The concept is somewhat similar to using radar speed guns to determine if someone is driving too fast. Dilara said it was a way for authorities to identify car models that have suspiciously high emissions.
In the past two years it has emerged that the use of so-called defeat devices, which make a car appear cleaner during the official test than it actually was, was widespread in Europe.
The currently most often used method to spot dirty cars on-road is the portable emissions measurement equipment, or Pems, which is mounted on a single car to measure actual emissions.
Until the beginning of this month, all official tests were done only in a laboratory, but now cars coming on the road have to pass a Real Driving Emissions (RDE) test.
"We have to move on from the very dumb form of testing that we have at the moment, where we put a specially prepared vehicle into a laboratory," said clean transport campaigner Greg Archer, from the environmentalist organisation Transport & Environment.

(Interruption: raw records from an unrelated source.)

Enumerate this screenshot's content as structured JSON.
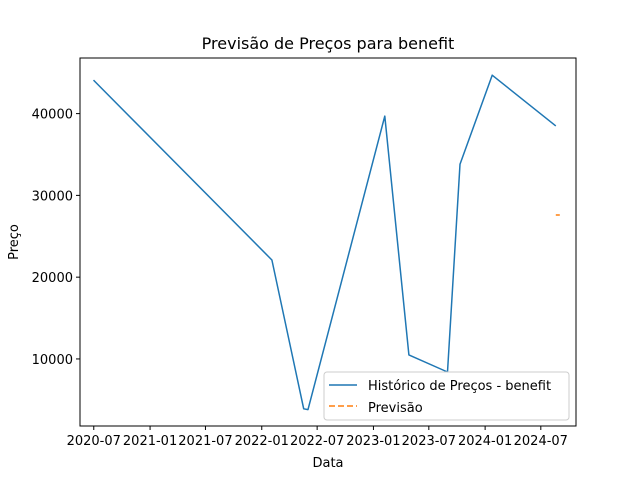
{
  "chart_data": {
    "type": "line",
    "title": "Previsão de Preços para benefit",
    "xlabel": "Data",
    "ylabel": "Preço",
    "x_ticks": [
      "2020-07",
      "2021-01",
      "2021-07",
      "2022-01",
      "2022-07",
      "2023-01",
      "2023-07",
      "2024-01",
      "2024-07"
    ],
    "y_ticks": [
      10000,
      20000,
      30000,
      40000
    ],
    "xlim": [
      "2020-05-17",
      "2024-10-24"
    ],
    "ylim": [
      1800,
      46800
    ],
    "grid": false,
    "legend_position": "lower-right",
    "series": [
      {
        "name": "Histórico de Preços - benefit",
        "color": "#1f77b4",
        "style": "solid",
        "points": [
          [
            "2020-06-30",
            44100
          ],
          [
            "2022-02-03",
            22100
          ],
          [
            "2022-05-18",
            3900
          ],
          [
            "2022-06-01",
            3800
          ],
          [
            "2023-02-07",
            39700
          ],
          [
            "2023-04-27",
            10500
          ],
          [
            "2023-08-31",
            8400
          ],
          [
            "2023-10-11",
            33800
          ],
          [
            "2024-01-24",
            44700
          ],
          [
            "2024-08-19",
            38500
          ]
        ]
      },
      {
        "name": "Previsão",
        "color": "#ff7f0e",
        "style": "dashed",
        "points": [
          [
            "2024-08-19",
            27600
          ],
          [
            "2024-09-01",
            27600
          ]
        ]
      }
    ]
  }
}
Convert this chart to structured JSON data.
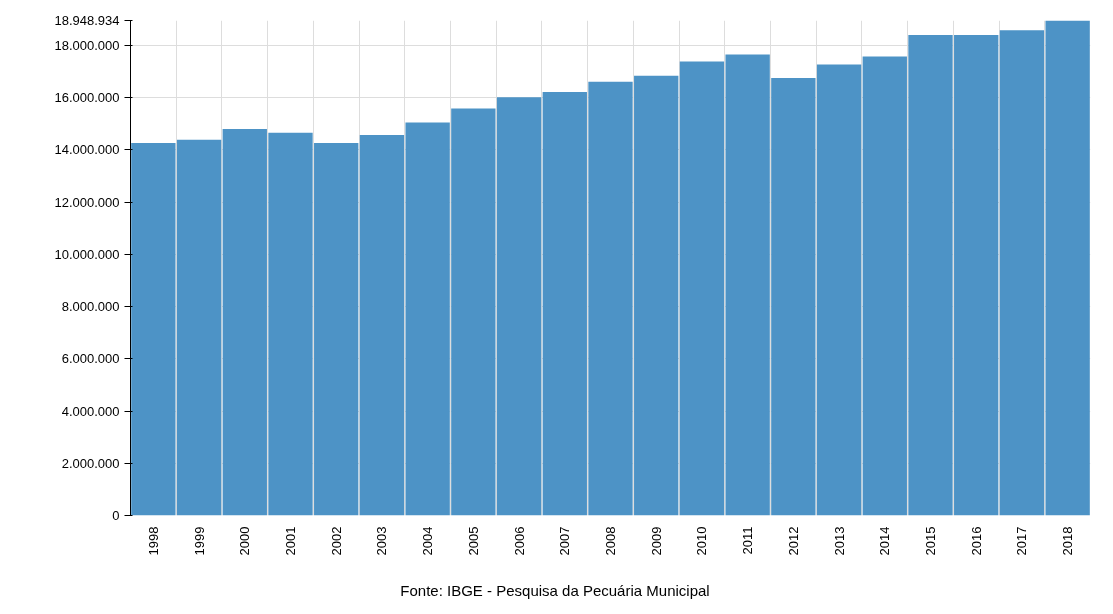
{
  "chart_data": {
    "type": "bar",
    "categories": [
      "1998",
      "1999",
      "2000",
      "2001",
      "2002",
      "2003",
      "2004",
      "2005",
      "2006",
      "2007",
      "2008",
      "2009",
      "2010",
      "2011",
      "2012",
      "2013",
      "2014",
      "2015",
      "2016",
      "2017",
      "2018"
    ],
    "values": [
      14260000,
      14380000,
      14800000,
      14650000,
      14260000,
      14570000,
      15040000,
      15580000,
      16010000,
      16210000,
      16600000,
      16830000,
      17380000,
      17650000,
      16750000,
      17260000,
      17570000,
      18390000,
      18390000,
      18580000,
      18948934
    ],
    "color": "#4d93c6",
    "ylim": [
      0,
      18948934
    ],
    "yticks": [
      {
        "value": 0,
        "label": "0"
      },
      {
        "value": 2000000,
        "label": "2.000.000"
      },
      {
        "value": 4000000,
        "label": "4.000.000"
      },
      {
        "value": 6000000,
        "label": "6.000.000"
      },
      {
        "value": 8000000,
        "label": "8.000.000"
      },
      {
        "value": 10000000,
        "label": "10.000.000"
      },
      {
        "value": 12000000,
        "label": "12.000.000"
      },
      {
        "value": 14000000,
        "label": "14.000.000"
      },
      {
        "value": 16000000,
        "label": "16.000.000"
      },
      {
        "value": 18000000,
        "label": "18.000.000"
      },
      {
        "value": 18948934,
        "label": "18.948.934"
      }
    ],
    "grid": true,
    "annotations": [
      "Fonte: IBGE - Pesquisa da Pecuária Municipal"
    ]
  }
}
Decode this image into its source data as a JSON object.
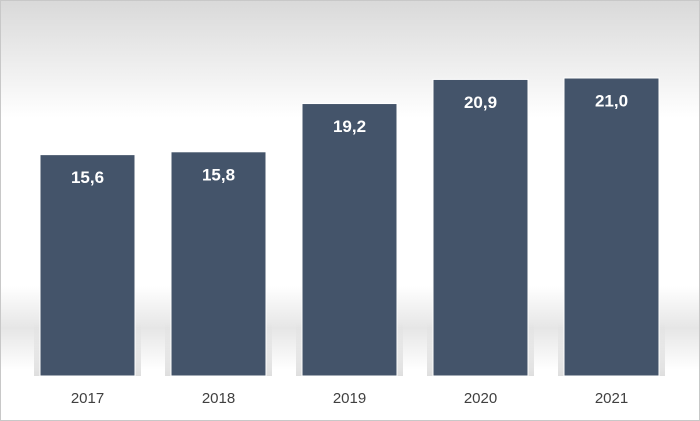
{
  "chart_data": {
    "type": "bar",
    "categories": [
      "2017",
      "2018",
      "2019",
      "2020",
      "2021"
    ],
    "values": [
      15.6,
      15.8,
      19.2,
      20.9,
      21.0
    ],
    "value_labels": [
      "15,6",
      "15,8",
      "19,2",
      "20,9",
      "21,0"
    ],
    "color": "#44546a"
  }
}
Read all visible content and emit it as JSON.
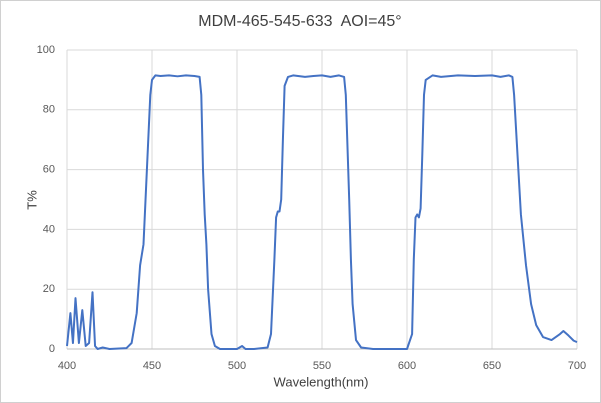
{
  "chart_data": {
    "type": "line",
    "title": "MDM-465-545-633  AOI=45°",
    "x_label": "Wavelength(nm)",
    "y_label": "T%",
    "xlim": [
      400,
      700
    ],
    "xticks": [
      400,
      450,
      500,
      550,
      600,
      650,
      700
    ],
    "ylim": [
      0,
      100
    ],
    "yticks": [
      0,
      20,
      40,
      60,
      80,
      100
    ],
    "grid": true,
    "x": [
      400,
      402,
      403.5,
      405,
      407,
      409,
      411,
      413,
      415,
      416.5,
      418,
      421,
      425,
      435,
      438,
      441,
      443,
      445,
      447,
      449,
      450,
      452,
      455,
      460,
      465,
      470,
      475,
      478,
      479,
      480,
      481,
      482,
      483,
      485,
      487,
      490,
      500,
      503,
      505,
      510,
      518,
      520,
      522,
      523,
      524,
      525,
      526,
      527,
      528,
      530,
      533,
      540,
      545,
      550,
      555,
      560,
      563,
      564,
      566,
      567,
      568,
      570,
      573,
      580,
      600,
      603,
      604,
      605,
      606,
      607,
      608,
      609,
      610,
      611,
      615,
      620,
      630,
      640,
      650,
      655,
      660,
      662,
      663,
      665,
      667,
      670,
      673,
      676,
      680,
      685,
      690,
      692,
      695,
      698,
      700
    ],
    "series": [
      {
        "name": "T%",
        "color": "#4472c4",
        "values": [
          1,
          12,
          2,
          17,
          2,
          13,
          1,
          2,
          19,
          1,
          0,
          0.5,
          0,
          0.3,
          2,
          12,
          28,
          35,
          60,
          85,
          90,
          91.5,
          91.3,
          91.5,
          91.2,
          91.5,
          91.3,
          91,
          85,
          60,
          45,
          35,
          20,
          5,
          1,
          0,
          0,
          1,
          0,
          0,
          0.5,
          5,
          30,
          44,
          46,
          46,
          50,
          70,
          88,
          91,
          91.5,
          91,
          91.3,
          91.5,
          91,
          91.5,
          91,
          85,
          50,
          30,
          15,
          3,
          0.5,
          0,
          0,
          5,
          30,
          44,
          45,
          44,
          47,
          65,
          85,
          90,
          91.5,
          91,
          91.5,
          91.3,
          91.5,
          91,
          91.5,
          91,
          85,
          65,
          45,
          28,
          15,
          8,
          4,
          3,
          5,
          6,
          4.5,
          2.8,
          2.3
        ]
      }
    ]
  }
}
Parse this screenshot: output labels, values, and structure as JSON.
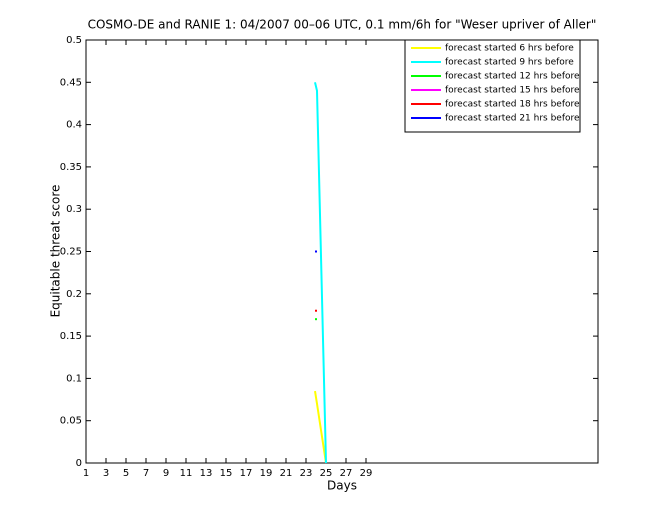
{
  "chart_data": {
    "type": "line",
    "title": "COSMO-DE and RANIE 1: 04/2007 00–06 UTC, 0.1 mm/6h for \"Weser upriver of Aller\"",
    "x_label": "Days",
    "y_label": "Equitable threat score",
    "x": [
      23.9,
      24.1,
      25
    ],
    "series": [
      {
        "name": "forecast started 6 hrs before",
        "color": "#ffff00",
        "values": [
          0.085,
          0.07,
          0
        ]
      },
      {
        "name": "forecast started 9 hrs before",
        "color": "#00ffff",
        "values": [
          0.45,
          0.44,
          0
        ]
      },
      {
        "name": "forecast started 12 hrs before",
        "color": "#00ff00",
        "values": [
          0.17,
          0.17,
          null
        ]
      },
      {
        "name": "forecast started 15 hrs before",
        "color": "#ff00ff",
        "values": [
          null,
          null,
          null
        ]
      },
      {
        "name": "forecast started 18 hrs before",
        "color": "#ff0000",
        "values": [
          0.18,
          0.18,
          null
        ]
      },
      {
        "name": "forecast started 21 hrs before",
        "color": "#0000ff",
        "values": [
          0.25,
          0.25,
          null
        ]
      }
    ],
    "xlim": [
      1,
      52.2
    ],
    "xticks": [
      1,
      3,
      5,
      7,
      9,
      11,
      13,
      15,
      17,
      19,
      21,
      23,
      25,
      27,
      29
    ],
    "ylim": [
      0,
      0.5
    ],
    "yticks": [
      0,
      0.05,
      0.1,
      0.15,
      0.2,
      0.25,
      0.3,
      0.35,
      0.4,
      0.45,
      0.5
    ],
    "legend": "top-right"
  }
}
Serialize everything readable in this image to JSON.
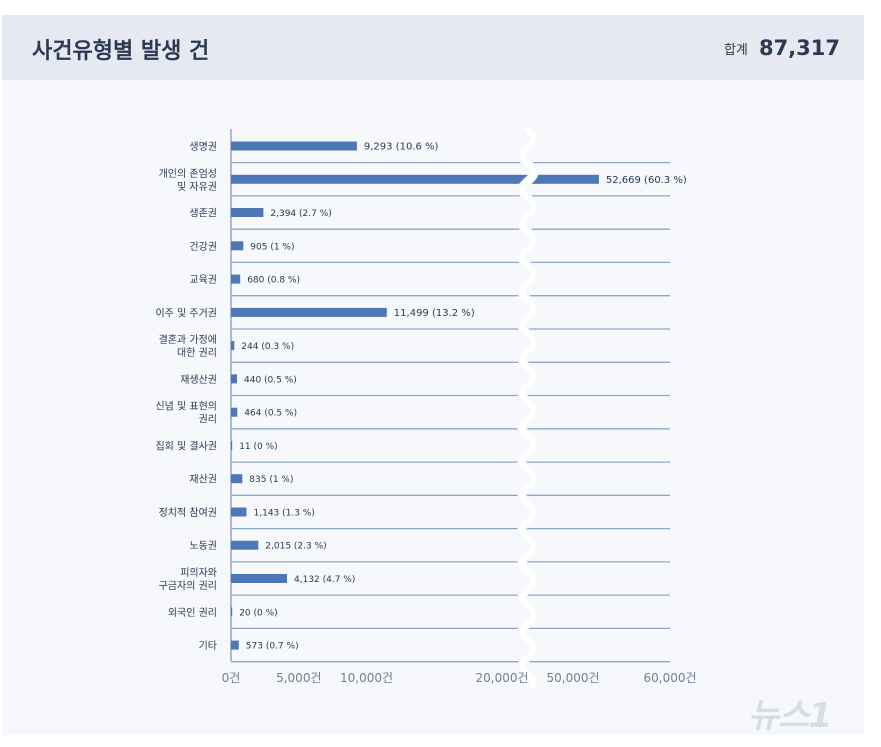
{
  "header": {
    "title": "사건유형별 발생 건",
    "total_label": "합계",
    "total_value": "87,317"
  },
  "watermark": "뉴스1",
  "colors": {
    "bar": "#4e78b5",
    "grid": "#8ea7c8",
    "panel": "#f6f8fc",
    "header": "#e6e9f2",
    "text": "#2b3a52",
    "tick": "#6f7f96"
  },
  "chart_data": {
    "type": "bar",
    "orientation": "horizontal",
    "axis_break": [
      20000,
      50000
    ],
    "categories": [
      [
        "생명권"
      ],
      [
        "개인의 존엄성",
        "및 자유권"
      ],
      [
        "생존권"
      ],
      [
        "건강권"
      ],
      [
        "교육권"
      ],
      [
        "이주 및 주거권"
      ],
      [
        "결혼과 가정에",
        "대한 권리"
      ],
      [
        "재생산권"
      ],
      [
        "신념 및 표현의",
        "권리"
      ],
      [
        "집회 및 결사권"
      ],
      [
        "재산권"
      ],
      [
        "정치적 참여권"
      ],
      [
        "노동권"
      ],
      [
        "피의자와",
        "구금자의 권리"
      ],
      [
        "외국인 권리"
      ],
      [
        "기타"
      ]
    ],
    "values": [
      9293,
      52669,
      2394,
      905,
      680,
      11499,
      244,
      440,
      464,
      11,
      835,
      1143,
      2015,
      4132,
      20,
      573
    ],
    "data_labels": [
      "9,293 (10.6 %)",
      "52,669 (60.3 %)",
      "2,394 (2.7 %)",
      "905 (1 %)",
      "680 (0.8 %)",
      "11,499 (13.2 %)",
      "244 (0.3 %)",
      "440 (0.5 %)",
      "464 (0.5 %)",
      "11 (0 %)",
      "835 (1 %)",
      "1,143 (1.3 %)",
      "2,015 (2.3 %)",
      "4,132 (4.7 %)",
      "20 (0 %)",
      "573 (0.7 %)"
    ],
    "x_ticks": [
      {
        "value": 0,
        "label": "0건"
      },
      {
        "value": 5000,
        "label": "5,000건"
      },
      {
        "value": 10000,
        "label": "10,000건"
      },
      {
        "value": 20000,
        "label": "20,000건"
      },
      {
        "value": 50000,
        "label": "50,000건"
      },
      {
        "value": 60000,
        "label": "60,000건"
      }
    ]
  }
}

"We run it for half an hour, we measure with enormous accuracy and massive reproducibility what the emissions are, and it bears no resemblance at all to how that car performs on the road. That's at the heart of our current scandal," he said.
Archer said the RDE test was "a massive step forward", and that remote sensing "is a really strong and complementary tool", that could be used in combination with Pems.
Deterrent
"It is clear that in most cases [of remote sensing] we need to do further testing to know what exactly went wrong for this vehicle," said Dilara.
"We think that together with our RDE legislation, if we apply things like remote sensing, it will be an appropriate deterrent to prevent both tampering and defeat devices," she added.
While defeat devices are typically put in cars by carmakers, for instance to cut costs, tampering with emissions filter technology is sometimes done by individual car owners, to boost performance or to save on fuel.
After the Dieselgate scandal, the EU parliament called on member states to "establish remote fleet monitoring schemes" by using roadside remote sensing equipment and/or on-board sensors.
Remote sensing is more prevalent in the United States, and several Americans attended Thursday's event in the parliament searching for business opportunities.
Only part of the puzzle
Vicente Franco, another policy officer at the EU commission, also supported the use of the tool, but warned against seeing it as a silver bullet.
Franco said the analogy with the radar speed gun only worked to an extent.
"If you register 70 kilometres per hour and the speed limit is 55, you can be pretty sure that that car was not in compliance and that you can fine that car," said Franco.
But the emissions of nitrogen oxides (NOx) are not as binary as going over the speed limit or not.
The NOx limits were measured in milligrams per kilometre, but they were sometimes clustered around "emission events" like acceleration, said Franco.
"If you happen to catch those events with remote sensing, it might look as if that car is very dirty, when actually it might just be a little bit unlucky," he said.
He said a "robust statistical analysis framework" was needed to be able to draw conclusions.
Additionally, even if remote sensing is deployed all across Europe, it is still up to national authorities to actually enforce the emissions legislation, something which, in the years before Dieselgate broke out, they neglected to do, and, even now, remain reluctant to do.